Through the years I have had another brief touch with Rufus. He was a very prolific artist. Much of his work dealt with the history of the Mohawk Valley. In addition to more than 1,000 of his drawings, which are in the New York State Library, there are others at Van Alstyne house and others in collections, both public and private. Upon seeing a photo of one of the drawings at the state library it became apparent that I knew that location very well. The drawing was of a Silvernail House that he had recreated on paper even though it had been long gone. The house once stood in our pasture, and I had driven the cows past that depression many times and had wondered what once stood on that cellar.


Another brush with Grider came last summer when a friend here in Stone Arabia said she wanted to give me a historical paper since she did not know who else might like it. It turned out to be a typewritten essay on early transportation that Grider had done on March 1, 1897. I had read the material in other sources, but imagine my surprise and delight when I found that sandwiched between its pages was an original Grider watercolor of a Durham boat on the Mohawk.
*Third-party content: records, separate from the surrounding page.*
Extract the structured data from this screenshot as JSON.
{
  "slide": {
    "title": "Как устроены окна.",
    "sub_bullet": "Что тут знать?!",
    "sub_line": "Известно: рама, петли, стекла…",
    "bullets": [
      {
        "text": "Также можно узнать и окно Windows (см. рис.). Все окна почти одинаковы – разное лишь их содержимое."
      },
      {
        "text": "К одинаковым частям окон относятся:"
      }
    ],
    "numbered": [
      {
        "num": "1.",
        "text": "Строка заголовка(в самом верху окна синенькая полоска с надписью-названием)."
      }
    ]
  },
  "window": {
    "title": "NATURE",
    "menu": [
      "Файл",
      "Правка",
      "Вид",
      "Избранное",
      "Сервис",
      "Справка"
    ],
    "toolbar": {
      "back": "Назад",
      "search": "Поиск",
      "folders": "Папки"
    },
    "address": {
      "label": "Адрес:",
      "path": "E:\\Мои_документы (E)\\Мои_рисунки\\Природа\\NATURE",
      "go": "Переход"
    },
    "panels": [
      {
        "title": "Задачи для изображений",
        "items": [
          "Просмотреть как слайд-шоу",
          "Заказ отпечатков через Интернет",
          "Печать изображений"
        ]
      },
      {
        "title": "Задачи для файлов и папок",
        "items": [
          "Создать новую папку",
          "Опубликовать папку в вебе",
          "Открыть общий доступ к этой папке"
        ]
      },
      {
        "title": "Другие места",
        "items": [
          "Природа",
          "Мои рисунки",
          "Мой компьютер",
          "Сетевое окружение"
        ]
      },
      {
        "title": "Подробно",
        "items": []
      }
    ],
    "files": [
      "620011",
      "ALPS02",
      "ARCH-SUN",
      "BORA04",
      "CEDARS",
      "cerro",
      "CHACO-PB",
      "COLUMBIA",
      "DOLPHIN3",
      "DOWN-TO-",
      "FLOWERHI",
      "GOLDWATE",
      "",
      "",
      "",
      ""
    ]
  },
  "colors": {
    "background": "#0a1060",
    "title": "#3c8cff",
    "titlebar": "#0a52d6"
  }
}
​Possibly one of the most unusual touches I have had with Rufus Grider was a few years ago when I decided to purchase a cemetery lot. It was my desire to have a common glacier boulder put on the lot. It did not seem to me that with all of Man’s cutting and polishing often doe that he had improved on the stone that nature had made in the first place. I chose a lot shaded by large oaks in the far back of Canajoharie Falls Cemetery. I had been told that many cemeteries now would not allow a lot owner to place a common stone on their lot. I looked for others already there. It turned out that the huge boulder next to the place I had chosen was inscribed “Rufus Grider.” Probably few local people know who Grider was, or where his last resting place is.


Rufus Grider was born at Lititz, PA, on April 13, 1817. He came to Canajoharie in 1883 and became a teacher of drawing and art from 1883 to 1889. Grider died in his 84th year on February 13, 1900. One paragraph from his obituary in the Canajoharie Courier of February 13, 1900, is as follows: “But few children there are in our village who did not know and love Professor Grider and delight in the attention he paid them. But few, if any, there are of the older ones who did not admire and esteem this fine old gentleman, one whose character was above reproach and disposition beyond censure.”


Yes, Rufus, we do remember you. Your historical art survives you. One of the most important tools you owned has been brought to light from the resting place where you put it more than a century ago.